The Lyths also built smaller than most New Zealand new builds.

They originally planned a 100sqm single storey house, but to obtain finance, they needed a higher floor area, so they built into the roof void – which had been a longer-term plan – to give a total floor area of 169sqm.

Lyth says the house, in Tahekeroa, north Auckland, which they moved into in May, feels plenty big enough for him, his wife Sarah and their two girls, aged one and three (with another baby due). It’s filled with beautiful touches, like the stunning copper splashbacks.

Lyth opened the family home to the public during August’s national Superhome Movement Tour. He was motivated to share the project to “prove that healthy homes don’t have to be more expensive”.

New Zealand Green Building Council (NZGBC) chief executive Andrew Eagles says it’s only recently that the building sector has started being concerned with the carbon emissions of building materials.

The council’s own research from 2019 showed buildings contribute up to 20 per cent of New Zealand’s carbon emissions.
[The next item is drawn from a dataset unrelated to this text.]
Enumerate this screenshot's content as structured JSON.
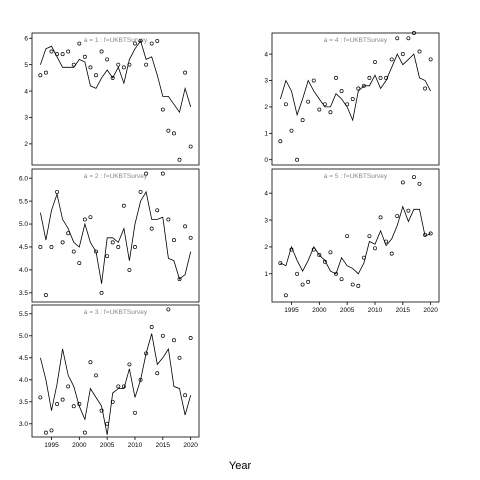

Half comes from their operations – that’s the stuff we usually think of as using carbon, such as heating or lighting them.

The other half is their “embodied carbon” – emissions associated with materials and the construction process.

He says steel and concrete together contribute more than 50 perThe goo cent of New Zealand’s home-building carbon footprint.

Timber framing is the next biggest contributor, followed by paint, aluminium and plasterboard.

At the consumer level, Eagles says people building homes can change the materials they use, to reduce their impact.

“The main way is move away from concrete and steel towards wood. Twenty, 30, 50 years ago, steel was stronger [than wood] but not with the products available now – when you band timber together in really tight banding, such as CLT (cross-laminated timber).”

Building smaller houses would also help, Eagles says.

“We’re in the top four countries internationally for size of house. We don’t need all that space. It’s more expensive to build, hard to heat, and bad for embodied carbon.”

He says even 30 years ago New Zealanders built smaller homes, but the trend has been to go large.

Architect Fiona Short, Lead of sustainability at Warren and Mahoney, says “embodied carbon” is a strong focus at the moment, because of the urgent need to reduce our carbon emissions.

“There’s definitely a groundswell of people becoming aware of the impact their own choices make, where they live, where they work, how they move around.

“It’s good to be able to help provide a pathway. They can have the vision, but we can show them the way.”

She agrees there is a need to reduce steel and concrete, use wood well, and to use glass sensibly (“where you’ll get sun to warm the house but reducing the size on the south side of the house, for example”), and to do things such as specifying lower-carbon concrete.

“You can look at the whole equation. You might need to use some steel, but you can also see where there’s an opportunity to use timber that has a negative-value carbon – replanted sustainably grown forests.”

MBIE, the Ministry of Business, Innovation and Employment, is taking a hard look at embodied carbon, so that New Zealand can meet the Climate Change Commission’s advice.

MBIE principal advisor for engineering, Katie Symons, who is leading the Building for Climate Change programme, says 75 per cent of submitters supported a framework proposed last year to measure embodied carbon, with the medium-term plan being to cap allowable embodied carbon.

“The point of making it a requirement to calculate your embodied carbon is saying to the market: We’re leaving it up to you to find cost-effective ways of reducing those.”